Ike invites Congressman under his umbrella

“Last week [President Eisenhower] flew to Charlotte, N.C. for ceremonies commemorating the signing of the Mecklenburg Declaration…. The trip’s real purpose was to assist Charles R. Jonas, 49, who is up for re-election as North Carolina’s sole Republican Congressman.

“Without any open endorsements or overt politicking, Ike managed to give Jonas his beaming blessing. The President, said a G.O.P. strategist, ‘is like a man with an umbrella—everyone wants to stand under it with him.’ ”

— From Time magazine, May 31, 1954

Jonas won a second term and served 10 terms in all before retiring.

One thought on “Ike invites Congressman under his umbrella”

  1. Congressman Jonas, “Mr. Charlie,” was one of my neighbors during my childhood. For years he’d drop by the house, pick up some tomatoes, and then invite me over to “get a few presidential signatures” from the boxes in his garage. (He had retired from Lincolnton to his home in Denver by then.) I never took advantage of the offer. Now, his papers are in the Southern Historical Collection. I remember walking past the graduate students one day in Wilson Library as they began to process his stuff, and I couldn’t help wondering just how many presidential signatures might be in that box they were handling.
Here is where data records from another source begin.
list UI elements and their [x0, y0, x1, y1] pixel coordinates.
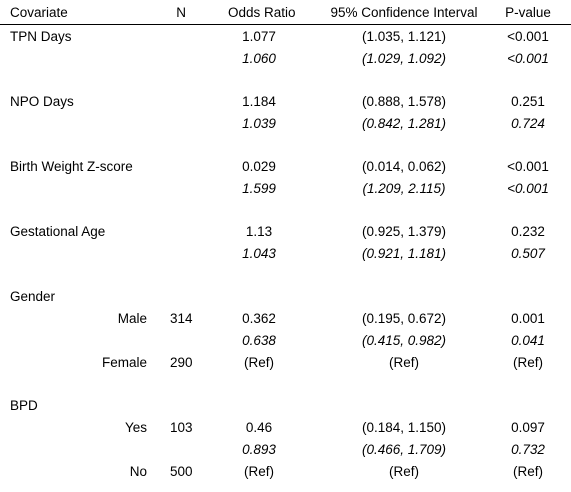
odds-ratio: 1.077 [242, 29, 276, 44]
odds-ratio: 0.46 [245, 420, 273, 435]
confidence-interval: (0.184, 1.150) [361, 420, 447, 435]
p-value: <0.001 [507, 159, 549, 174]
confidence-interval: (0.415, 0.982) [361, 333, 447, 348]
p-value: <0.001 [507, 29, 549, 44]
table-row: Gender [0, 287, 571, 307]
confidence-interval: (Ref) [389, 355, 419, 370]
odds-ratio: 0.029 [242, 159, 276, 174]
table-row: No 500 (Ref) (Ref) (Ref) [0, 462, 571, 482]
n-count: 290 [170, 355, 193, 370]
table-row: 1.599 (1.209, 2.115) <0.001 [0, 179, 571, 199]
covariate-label: NPO Days [10, 94, 74, 109]
odds-ratio: 1.043 [242, 246, 276, 261]
table-row: Female 290 (Ref) (Ref) (Ref) [0, 353, 571, 373]
subgroup-label: Yes [124, 420, 147, 435]
confidence-interval: (Ref) [389, 464, 419, 479]
p-value: 0.732 [511, 442, 545, 457]
header-covariate: Covariate [10, 5, 68, 20]
table-row: 0.893 (0.466, 1.709) 0.732 [0, 440, 571, 460]
confidence-interval: (0.466, 1.709) [361, 442, 447, 457]
confidence-interval: (0.014, 0.062) [361, 159, 447, 174]
table-row: 1.039 (0.842, 1.281) 0.724 [0, 114, 571, 134]
confidence-interval: (0.888, 1.578) [361, 94, 447, 109]
odds-ratio: 1.039 [242, 116, 276, 131]
p-value: 0.251 [511, 94, 545, 109]
table-row: Male 314 0.362 (0.195, 0.672) 0.001 [0, 309, 571, 329]
table-row: Gestational Age 1.13 (0.925, 1.379) 0.23… [0, 222, 571, 242]
table-row: BPD [0, 396, 571, 416]
odds-ratio: 1.599 [242, 181, 276, 196]
subgroup-label: Female [101, 355, 147, 370]
p-value: 0.724 [511, 116, 545, 131]
odds-ratio: 1.13 [245, 224, 273, 239]
confidence-interval: (1.029, 1.092) [361, 51, 447, 66]
table-row: Yes 103 0.46 (0.184, 1.150) 0.097 [0, 418, 571, 438]
subgroup-label: No [129, 464, 147, 479]
covariate-label: Birth Weight Z-score [10, 159, 133, 174]
odds-ratio: 0.893 [242, 442, 276, 457]
confidence-interval: (0.925, 1.379) [361, 224, 447, 239]
p-value: <0.001 [507, 51, 549, 66]
confidence-interval: (1.035, 1.121) [361, 29, 447, 44]
covariate-label: Gestational Age [10, 224, 106, 239]
confidence-interval: (0.921, 1.181) [361, 246, 447, 261]
p-value: 0.041 [511, 333, 545, 348]
table-row: TPN Days 1.077 (1.035, 1.121) <0.001 [0, 27, 571, 47]
header-odds-ratio: Odds Ratio [228, 5, 296, 20]
p-value: <0.001 [507, 181, 549, 196]
header-p-value: P-value [505, 5, 551, 20]
odds-ratio: (Ref) [244, 464, 274, 479]
subgroup-label: Male [117, 311, 147, 326]
odds-ratio: 0.362 [242, 311, 276, 326]
odds-ratio: 1.060 [242, 51, 276, 66]
header-confidence-interval: 95% Confidence Interval [330, 5, 478, 20]
odds-ratio: 0.638 [242, 333, 276, 348]
p-value: 0.097 [511, 420, 545, 435]
p-value: 0.001 [511, 311, 545, 326]
table-row: 0.638 (0.415, 0.982) 0.041 [0, 331, 571, 351]
confidence-interval: (1.209, 2.115) [362, 181, 446, 196]
covariate-label: Gender [10, 289, 56, 304]
odds-ratio: (Ref) [244, 355, 274, 370]
n-count: 103 [170, 420, 193, 435]
odds-ratio: 1.184 [242, 94, 276, 109]
table-row: 1.043 (0.921, 1.181) 0.507 [0, 244, 571, 264]
p-value: 0.232 [511, 224, 545, 239]
n-count: 500 [170, 464, 193, 479]
table-row: 1.060 (1.029, 1.092) <0.001 [0, 49, 571, 69]
p-value: (Ref) [513, 464, 543, 479]
covariate-label: BPD [10, 398, 38, 413]
covariate-label: TPN Days [10, 29, 72, 44]
p-value: (Ref) [513, 355, 543, 370]
table-row: NPO Days 1.184 (0.888, 1.578) 0.251 [0, 92, 571, 112]
header-n: N [176, 5, 186, 20]
confidence-interval: (0.842, 1.281) [361, 116, 447, 131]
p-value: 0.507 [511, 246, 545, 261]
confidence-interval: (0.195, 0.672) [361, 311, 447, 326]
table-row: Birth Weight Z-score 0.029 (0.014, 0.062… [0, 157, 571, 177]
n-count: 314 [170, 311, 193, 326]
table-header: Covariate N Odds Ratio 95% Confidence In… [0, 3, 571, 25]
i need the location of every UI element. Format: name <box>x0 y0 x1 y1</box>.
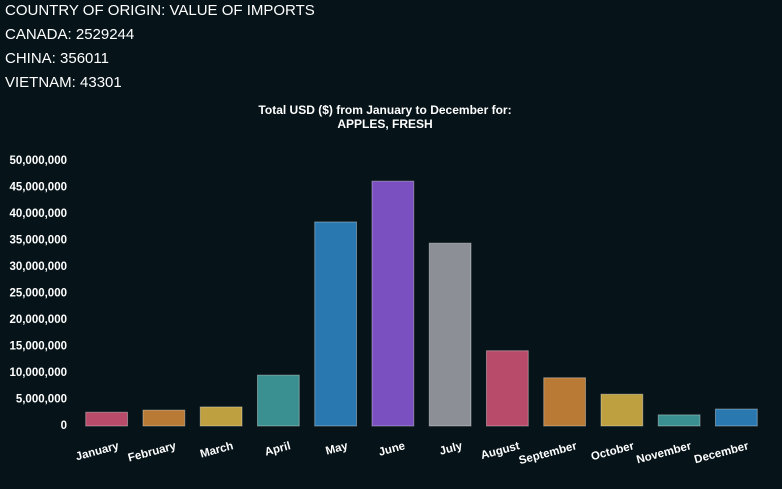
x-tick-label: December <box>693 440 750 466</box>
header-row: CHINA: 356011 <box>5 50 109 67</box>
chart-title: Total USD ($) from January to December f… <box>258 103 511 117</box>
y-tick-label: 0 <box>61 420 67 432</box>
x-tick-label: October <box>590 440 636 463</box>
y-tick-label: 30,000,000 <box>9 261 67 273</box>
y-tick-label: 10,000,000 <box>9 367 67 379</box>
y-tick-label: 40,000,000 <box>9 208 67 220</box>
x-tick-label: September <box>518 440 579 467</box>
bar <box>371 180 415 427</box>
bar <box>657 414 701 427</box>
y-tick-label: 15,000,000 <box>9 341 67 353</box>
header-row: VIETNAM: 43301 <box>5 74 122 91</box>
y-tick-label: 45,000,000 <box>9 182 67 194</box>
bar <box>543 377 587 427</box>
header-row: CANADA: 2529244 <box>5 26 134 43</box>
x-tick-label: January <box>74 440 120 463</box>
bar <box>600 393 644 427</box>
x-tick-label: May <box>324 440 349 458</box>
bar <box>85 411 129 427</box>
y-tick-label: 35,000,000 <box>9 235 67 247</box>
y-tick-label: 20,000,000 <box>9 314 67 326</box>
bar <box>142 409 186 427</box>
x-tick-label: June <box>377 440 406 459</box>
x-tick-label: November <box>635 440 693 466</box>
bar <box>428 242 472 427</box>
x-tick-label: July <box>438 440 464 458</box>
y-tick-label: 25,000,000 <box>9 288 67 300</box>
bar <box>314 221 358 427</box>
x-tick-label: March <box>199 440 235 460</box>
bar <box>256 374 300 427</box>
x-tick-label: February <box>127 440 178 464</box>
x-tick-label: April <box>264 440 292 458</box>
bar <box>714 408 758 427</box>
x-tick-label: August <box>480 440 522 462</box>
bar <box>485 350 529 427</box>
chart-title: APPLES, FRESH <box>337 117 432 131</box>
header-title: COUNTRY OF ORIGIN: VALUE OF IMPORTS <box>5 2 315 19</box>
y-tick-label: 5,000,000 <box>16 394 67 406</box>
bar <box>199 406 243 427</box>
y-tick-label: 50,000,000 <box>9 155 67 167</box>
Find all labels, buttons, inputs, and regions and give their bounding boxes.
    My great grandfather had been the driver for Congressman Jonas’ own father for a brief period during the elder Jonas’ politicking during the 1930s. As my papaw told it, he was one of the men who would drive Congressman Charles A. Jonas around to neighboring farms to visit potential voters. It was important for these drivers not waste the congressman’s time by taking him to homes that wouldn’t vote for him no matter what he stood for or what he promised.